God’s answer in 1:5—11 came as a complete surprise to Habakkuk.  Essentially, God announced that he was raising up the Babylonians to serve as his instrument of punishment against Judah.  This was not at all good news to Habakkuk and causes him to ask another question in 1:12—13.  In these verses, Habakkuk raises the question of God’s justice, “How can you use the unrighteous to judge the righteous?”  He then goes on throughout the remainder of chapter 2 describing the violence of the Babylonians.  What we have here is the classic case of asking a question and then being disturbed by the answer.  Habakkuk wants God to deal with the sins of Judah but never imagined that it would involve being conquered by the Babylonians.  So in 2:1 the prophets says, “I will take my stand at my watch post and station myself on the tower, and look out to see what he say to me, and what I will answer concerning my complaint.”

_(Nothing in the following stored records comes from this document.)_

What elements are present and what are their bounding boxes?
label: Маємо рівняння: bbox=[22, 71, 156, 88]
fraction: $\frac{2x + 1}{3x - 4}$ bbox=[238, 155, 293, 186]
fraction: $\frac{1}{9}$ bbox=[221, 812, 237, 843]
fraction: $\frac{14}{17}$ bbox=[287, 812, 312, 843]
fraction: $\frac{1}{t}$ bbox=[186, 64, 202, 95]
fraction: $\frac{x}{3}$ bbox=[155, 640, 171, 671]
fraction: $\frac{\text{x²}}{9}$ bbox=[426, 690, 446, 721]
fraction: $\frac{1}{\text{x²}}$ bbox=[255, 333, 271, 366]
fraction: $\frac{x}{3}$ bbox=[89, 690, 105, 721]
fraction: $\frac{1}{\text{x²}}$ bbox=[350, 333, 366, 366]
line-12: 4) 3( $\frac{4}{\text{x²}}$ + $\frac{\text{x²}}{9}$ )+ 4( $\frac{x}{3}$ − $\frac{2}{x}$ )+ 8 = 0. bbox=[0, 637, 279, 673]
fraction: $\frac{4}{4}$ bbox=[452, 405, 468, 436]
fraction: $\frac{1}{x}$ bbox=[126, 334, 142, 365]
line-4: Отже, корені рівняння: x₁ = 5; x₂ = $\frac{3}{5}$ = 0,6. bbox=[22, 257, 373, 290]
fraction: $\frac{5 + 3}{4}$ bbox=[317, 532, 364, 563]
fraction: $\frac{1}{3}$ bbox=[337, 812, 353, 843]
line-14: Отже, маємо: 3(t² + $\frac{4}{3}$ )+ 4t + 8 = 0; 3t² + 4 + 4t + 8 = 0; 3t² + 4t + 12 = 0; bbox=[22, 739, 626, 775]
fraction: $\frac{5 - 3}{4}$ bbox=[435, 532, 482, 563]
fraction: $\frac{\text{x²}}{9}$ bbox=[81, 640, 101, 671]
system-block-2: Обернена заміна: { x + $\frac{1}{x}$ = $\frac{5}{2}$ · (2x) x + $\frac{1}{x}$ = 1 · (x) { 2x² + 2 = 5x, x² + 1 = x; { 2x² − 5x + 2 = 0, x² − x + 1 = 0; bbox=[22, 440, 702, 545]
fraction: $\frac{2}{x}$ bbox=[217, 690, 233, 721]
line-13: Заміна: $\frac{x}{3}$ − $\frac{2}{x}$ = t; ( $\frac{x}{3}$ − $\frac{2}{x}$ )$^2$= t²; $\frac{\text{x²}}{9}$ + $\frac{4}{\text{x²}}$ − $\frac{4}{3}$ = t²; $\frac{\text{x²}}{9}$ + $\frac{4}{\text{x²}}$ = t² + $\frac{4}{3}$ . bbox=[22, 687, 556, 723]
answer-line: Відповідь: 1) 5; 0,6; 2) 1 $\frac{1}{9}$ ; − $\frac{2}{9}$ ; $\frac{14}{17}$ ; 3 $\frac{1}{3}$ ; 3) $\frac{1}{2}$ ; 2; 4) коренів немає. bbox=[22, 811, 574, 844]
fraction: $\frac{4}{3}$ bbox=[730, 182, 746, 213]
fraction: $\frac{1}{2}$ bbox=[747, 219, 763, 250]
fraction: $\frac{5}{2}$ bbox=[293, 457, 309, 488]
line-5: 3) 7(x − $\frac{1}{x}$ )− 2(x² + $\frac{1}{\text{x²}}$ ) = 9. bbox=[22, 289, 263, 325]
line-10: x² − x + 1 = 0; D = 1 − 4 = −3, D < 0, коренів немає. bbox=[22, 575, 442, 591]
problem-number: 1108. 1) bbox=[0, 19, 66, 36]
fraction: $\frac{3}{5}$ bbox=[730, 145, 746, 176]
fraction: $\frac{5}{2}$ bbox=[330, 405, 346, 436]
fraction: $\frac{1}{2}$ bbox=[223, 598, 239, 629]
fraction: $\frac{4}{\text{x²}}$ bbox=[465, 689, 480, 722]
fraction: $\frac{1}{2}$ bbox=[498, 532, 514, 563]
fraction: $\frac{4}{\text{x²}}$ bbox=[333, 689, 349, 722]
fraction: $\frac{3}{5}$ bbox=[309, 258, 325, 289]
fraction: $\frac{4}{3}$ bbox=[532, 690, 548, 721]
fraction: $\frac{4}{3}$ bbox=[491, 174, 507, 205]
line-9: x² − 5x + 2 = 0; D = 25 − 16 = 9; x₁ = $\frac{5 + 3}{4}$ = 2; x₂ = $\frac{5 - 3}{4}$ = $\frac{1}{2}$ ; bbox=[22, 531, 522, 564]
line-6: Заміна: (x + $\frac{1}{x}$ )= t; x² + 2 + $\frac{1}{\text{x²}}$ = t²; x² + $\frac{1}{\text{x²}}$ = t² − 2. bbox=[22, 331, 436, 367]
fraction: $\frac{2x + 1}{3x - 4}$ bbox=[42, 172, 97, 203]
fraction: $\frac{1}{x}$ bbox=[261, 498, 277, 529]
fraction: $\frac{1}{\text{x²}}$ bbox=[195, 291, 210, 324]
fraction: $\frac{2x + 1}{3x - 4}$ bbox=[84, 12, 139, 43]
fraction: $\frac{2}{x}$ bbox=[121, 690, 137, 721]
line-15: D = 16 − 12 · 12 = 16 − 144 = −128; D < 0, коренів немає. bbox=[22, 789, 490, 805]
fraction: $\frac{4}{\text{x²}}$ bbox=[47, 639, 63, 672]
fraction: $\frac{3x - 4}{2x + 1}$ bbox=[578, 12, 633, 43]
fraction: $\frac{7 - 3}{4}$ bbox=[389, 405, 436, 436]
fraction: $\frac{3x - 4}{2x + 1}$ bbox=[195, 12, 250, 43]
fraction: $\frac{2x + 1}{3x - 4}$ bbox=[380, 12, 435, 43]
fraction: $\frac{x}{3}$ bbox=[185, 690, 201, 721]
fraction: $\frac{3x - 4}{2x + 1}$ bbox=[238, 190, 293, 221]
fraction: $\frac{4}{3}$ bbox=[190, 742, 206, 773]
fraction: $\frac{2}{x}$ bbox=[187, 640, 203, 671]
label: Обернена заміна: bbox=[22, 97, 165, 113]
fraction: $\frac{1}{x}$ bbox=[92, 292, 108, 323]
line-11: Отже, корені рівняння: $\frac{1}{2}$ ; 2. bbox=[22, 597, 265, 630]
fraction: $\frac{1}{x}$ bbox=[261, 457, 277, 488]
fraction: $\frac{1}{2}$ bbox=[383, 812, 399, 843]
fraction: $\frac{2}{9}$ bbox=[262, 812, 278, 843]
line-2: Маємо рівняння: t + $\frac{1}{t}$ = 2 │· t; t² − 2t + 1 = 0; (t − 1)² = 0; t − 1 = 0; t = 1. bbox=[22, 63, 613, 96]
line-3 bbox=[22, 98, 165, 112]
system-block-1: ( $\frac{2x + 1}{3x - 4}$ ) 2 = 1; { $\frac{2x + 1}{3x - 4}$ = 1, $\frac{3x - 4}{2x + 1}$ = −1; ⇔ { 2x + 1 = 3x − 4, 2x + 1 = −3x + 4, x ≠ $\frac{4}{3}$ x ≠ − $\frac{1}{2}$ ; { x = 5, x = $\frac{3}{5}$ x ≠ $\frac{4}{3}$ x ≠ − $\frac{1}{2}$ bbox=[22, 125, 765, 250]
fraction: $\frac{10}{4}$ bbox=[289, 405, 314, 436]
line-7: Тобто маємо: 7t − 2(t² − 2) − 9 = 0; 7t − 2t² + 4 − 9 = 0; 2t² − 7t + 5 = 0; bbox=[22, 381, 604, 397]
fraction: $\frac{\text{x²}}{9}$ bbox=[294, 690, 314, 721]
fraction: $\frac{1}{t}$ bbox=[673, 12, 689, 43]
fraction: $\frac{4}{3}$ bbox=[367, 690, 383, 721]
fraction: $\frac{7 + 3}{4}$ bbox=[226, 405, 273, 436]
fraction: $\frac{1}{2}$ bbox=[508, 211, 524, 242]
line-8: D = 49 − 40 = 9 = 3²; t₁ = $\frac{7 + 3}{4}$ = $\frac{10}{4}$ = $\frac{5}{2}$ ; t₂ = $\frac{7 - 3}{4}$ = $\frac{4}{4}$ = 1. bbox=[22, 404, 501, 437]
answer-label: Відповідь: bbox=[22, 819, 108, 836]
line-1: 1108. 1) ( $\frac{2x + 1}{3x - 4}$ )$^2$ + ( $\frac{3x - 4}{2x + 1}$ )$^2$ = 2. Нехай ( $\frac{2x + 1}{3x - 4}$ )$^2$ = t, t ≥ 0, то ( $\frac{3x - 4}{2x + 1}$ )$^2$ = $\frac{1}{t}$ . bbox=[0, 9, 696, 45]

In chapter 2 we have one of the most important statements made in all the Bible, “Behold, his soul is puffed up; it is not upright within him, but the righteous shall live by his faith.” (2:4)  This verse would be used later by the Apostle Paul to describe the essence of our response to the gospel.  In Habakkuk’s day God was reminding the prophet and the people to keep on trusting that He was in control, even when some would question whether He was.

This brings me to the point that I want to make.  Some of the people in Judah questioned God out of unbelief while others were driven by their faith to question God.  That might seem like a play on words but in reality it is a difference of eternal significance.  Those who question God out of unbelief only deepen their situation and harden their hearts even further.  But when genuine believers question God out of a deep, abiding faith, they experience spiritual growth.  The difference is in the starting point.

Habakkuk never questions whether God exists or whether He is good.  Habakkuk starts off with a firm belief in God and a basic understanding of His nature.  But in his humanity, Habakkuk recognized that he struggled with understanding the ways of God.  He needs to grow, so he humbly asks God for a deeper revelation of His nature.  In other words, Habakkuk began his questions from a point of faith and as a result received a further revelation of God’s nature.

As believers, we can grow in our understanding of God by faithfully taking our questions to Him in prayer and submitting ourselves to the authority of God’s Word.  As we read, study and meditate upon the Word of God, He will provide us with a deeper understanding of His nature, character and ways.So if you are a believer, I want to encourage you to question God.  Some of our questions He will answer, some He will not, but either way we will grow.  But the starting point always must be faith.